もともと料理人になりたいと思っていたため、国によって異なる料理は真亜の心を満たした。そして美しいものを見るのが好きだった真亜は美術館にも足しげく通った。
真亜はシャガールが好きだった。
シャガールの絵画は、色と形がとても個性的で、さらに彼独自の民族的な要素や宗教的な要素が取り込まれていることもあり、深い精神性を真亜は感じていた。戦争を経験したシャガールの絵画は、より詩的で感情的な表現へと変わっていった。

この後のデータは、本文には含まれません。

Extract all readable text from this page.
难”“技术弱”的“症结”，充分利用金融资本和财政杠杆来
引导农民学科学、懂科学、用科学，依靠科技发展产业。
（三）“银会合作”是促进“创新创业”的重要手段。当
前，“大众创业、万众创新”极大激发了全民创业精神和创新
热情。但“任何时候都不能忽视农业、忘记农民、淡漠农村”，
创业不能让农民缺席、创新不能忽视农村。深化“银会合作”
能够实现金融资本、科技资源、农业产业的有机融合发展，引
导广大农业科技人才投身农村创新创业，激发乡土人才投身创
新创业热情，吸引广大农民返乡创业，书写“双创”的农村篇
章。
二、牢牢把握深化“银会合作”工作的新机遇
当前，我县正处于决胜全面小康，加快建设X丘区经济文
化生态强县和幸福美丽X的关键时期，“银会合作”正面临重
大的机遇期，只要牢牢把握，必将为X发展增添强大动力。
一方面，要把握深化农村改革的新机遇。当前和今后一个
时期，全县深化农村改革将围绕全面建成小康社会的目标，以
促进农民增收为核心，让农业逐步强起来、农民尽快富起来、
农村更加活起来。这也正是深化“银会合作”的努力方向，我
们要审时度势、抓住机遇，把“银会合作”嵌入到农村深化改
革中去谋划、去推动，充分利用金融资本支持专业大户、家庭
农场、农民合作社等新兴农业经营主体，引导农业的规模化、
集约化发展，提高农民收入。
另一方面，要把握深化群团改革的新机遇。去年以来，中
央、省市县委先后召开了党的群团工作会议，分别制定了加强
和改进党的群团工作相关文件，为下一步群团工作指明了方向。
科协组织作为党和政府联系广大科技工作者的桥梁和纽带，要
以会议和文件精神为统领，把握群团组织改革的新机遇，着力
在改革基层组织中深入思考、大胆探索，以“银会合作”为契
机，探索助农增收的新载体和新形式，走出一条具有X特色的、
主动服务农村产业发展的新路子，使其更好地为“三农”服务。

彼の作品は、夢や幻想、宗教的なテーマ性によって特徴づけられ、巨大なキャンバスには神秘的な要素が強く現れている。具象と抽象の要素が織り交ざり、非現実的な空間が創り出され、夢幻的な世界が広がっていた。
また彼がしばしば描くモチーフには、農民や村人、動物、植物など、自然や人間の生き生きとした姿が多く見られ、彼の作品はシュルレアリストたちからも高く評価されていた。
色彩の魔術師、愛の画家と言われるシャガールはユダヤ系フランス人であり、第二次世界大戦を経て何を感じたのだろう。
彼の全てを赦す、愛に満ちた青い作品は、真亜の心に深く訴え続けた。
ニースのシャガール美術館に足を運んだとき、音楽堂のステージ後ろのステンドグラスを見て息が止まりそうになった。
シャガールブルーと言われる暖かな青。ステンドグラスのデザインと色彩は、シャガールの独創的なスタイルとなっていた。彼のモチーフや色使いは、愛や信仰の深い意味を光と影の中に表現しており、真亜に希望や安らぎをもたらした。
三枚のステンドグラスに天地創造の七日間が描かれており、これがシャガールの愛なのか、と感銘を受け、他のステンドグラスも見てみたくなり、フランス北部のランス大聖堂に行くことにした。